Los Angeles prosecutors declined to pursue sexual abuse claims against high-powered CBS CEO Les Moonves because the statute of limitations has expired, according to documents Fox News obtained Tuesday.

An unidentified woman – known as Jane Doe in the documents -- notified police in February regarding three incidents involving Moonves, with one allegedly occurring in 1986 and the other two allegedly occurring on the same day in 1988, NBC News first reported.

Fox News confirmed the report and obtained a charge evaluation worksheet from Los Angeles County District Attorney’s Office, which indicated the decision was made on Feb. 23, 2018.

The anonymous woman’s allegations could have resulted in three possible criminal charges had prosecutors gone forward. The Los Angeles Police Department's Robbery-Homicide Division investigated the case and the accuser is considered an “acquaintance” of the CBS executive. The document notes that the alleged victim disclosed one of the incidents to a friend approximately one year before notifying police.

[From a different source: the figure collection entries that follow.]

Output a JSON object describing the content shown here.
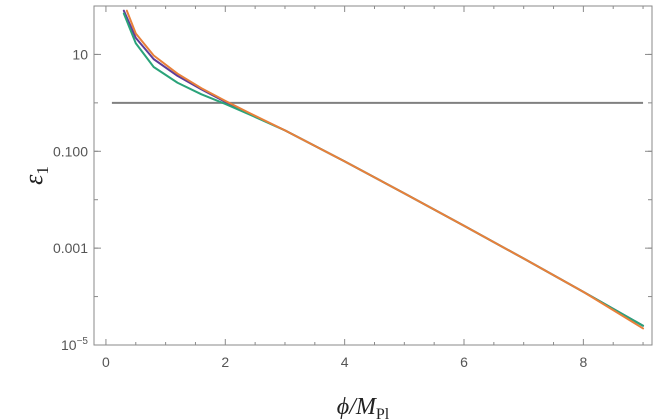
{
  "chart_data": {
    "type": "line",
    "title": "",
    "xlabel": "ϕ/M_Pl",
    "ylabel": "ε_1",
    "xlim": [
      -0.2,
      9.15
    ],
    "ylim": [
      1e-05,
      100
    ],
    "y_scale": "log",
    "grid": false,
    "x_ticks": [
      0,
      2,
      4,
      6,
      8
    ],
    "x_tick_labels": [
      "0",
      "2",
      "4",
      "6",
      "8"
    ],
    "y_ticks": [
      10,
      0.1,
      0.001,
      1e-05
    ],
    "y_tick_labels": [
      "10",
      "0.100",
      "0.001",
      "10^-5"
    ],
    "hline": {
      "y": 1,
      "x_range": [
        0.1,
        9.0
      ],
      "color": "#808080"
    },
    "colors": {
      "purple": "#5e3c99",
      "green": "#2aa37a",
      "orange": "#e8803a",
      "gray": "#808080"
    },
    "series": [
      {
        "color": "#5e3c99",
        "x": [
          0.3,
          0.5,
          0.8,
          1.2,
          1.6,
          2.0,
          2.4,
          3,
          4,
          5,
          6,
          7,
          8,
          9
        ],
        "y": [
          80,
          22,
          8.0,
          3.6,
          1.9,
          1.05,
          0.6,
          0.27,
          0.062,
          0.0135,
          0.0029,
          0.00061,
          0.000125,
          2.5e-05
        ]
      },
      {
        "color": "#2aa37a",
        "x": [
          0.3,
          0.5,
          0.8,
          1.2,
          1.6,
          2.0,
          2.4,
          3,
          4,
          5,
          6,
          7,
          8,
          9
        ],
        "y": [
          70,
          17,
          5.5,
          2.6,
          1.5,
          0.95,
          0.58,
          0.27,
          0.062,
          0.0135,
          0.0029,
          0.00061,
          0.000125,
          2.5e-05
        ]
      },
      {
        "color": "#e8803a",
        "x": [
          0.35,
          0.5,
          0.8,
          1.2,
          1.6,
          2.0,
          2.4,
          3,
          4,
          5,
          6,
          7,
          8,
          9
        ],
        "y": [
          80,
          27,
          9.5,
          4.0,
          2.0,
          1.1,
          0.62,
          0.27,
          0.062,
          0.0135,
          0.0029,
          0.00061,
          0.000125,
          2.2e-05
        ]
      }
    ]
  }
}
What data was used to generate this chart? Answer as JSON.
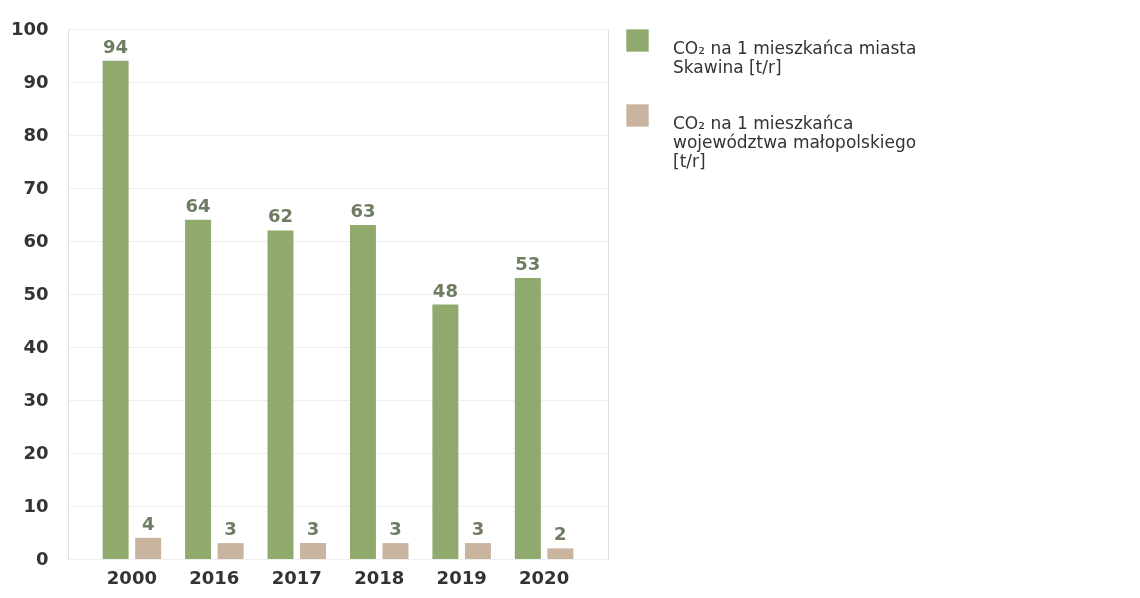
{
  "chart_data": {
    "type": "bar",
    "categories": [
      "2000",
      "2016",
      "2017",
      "2018",
      "2019",
      "2020"
    ],
    "series": [
      {
        "name": "CO₂ na 1 mieszkańca miasta Skawina [t/r]",
        "color": "#8faa6c",
        "values": [
          94,
          64,
          62,
          63,
          48,
          53
        ]
      },
      {
        "name": "CO₂ na 1 mieszkańca województwa małopolskiego [t/r]",
        "color": "#c9b4a0",
        "values": [
          4,
          3,
          3,
          3,
          3,
          2
        ]
      }
    ],
    "ylim": [
      0,
      100
    ],
    "yticks": [
      0,
      10,
      20,
      30,
      40,
      50,
      60,
      70,
      80,
      90,
      100
    ],
    "grid": "y",
    "legend": "right",
    "data_labels": true
  }
}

Moonves was the subject of Ronan Farrow’s latest #MeToo movement bombshell in The New Yorker, which was published last week and featured six woman accusing the longtime network exec of sexual harassment. In addition, more than two dozen company employees, past and present, detailed incidents involving harassment, gender discrimination or retaliation at the network between the 1980s and 2000s.

CBS’ board of directors didn’t take immediate action following a meeting on Monday, instead announcing that outside counsel would conduct an independent investigation. Moonves has admitted to mistakes but denied using his powerful position atop the network for wrongdoing.

"I recognize that there were times decades ago when I may have made some women uncomfortable by making advances," Moonves said in a statement to The New Yorker. "Those were mistakes, and I regret them immensely. But I always understood and respected -- and abided by the principle -- that 'no' means 'no,' and I have never misused my position to harm or hinder anyone's career."

Farrow’s report detailed an assortment of claims against Moonves, but it was unclear if the unidentified woman who went to police also had spoken to The New Yorker.

In Farrow's report, actress Illeana Douglas accused Moonves of luring her to a hotel to talk business only to make sexual advances and forcibly kiss on her. Dinah Kirgo shared a similar story in which Moonves feigned interest in a business meeting only to pursue a dinner with her alone. Kirgo stated she believed rejecting the CBS CEO’s advances hurt her career.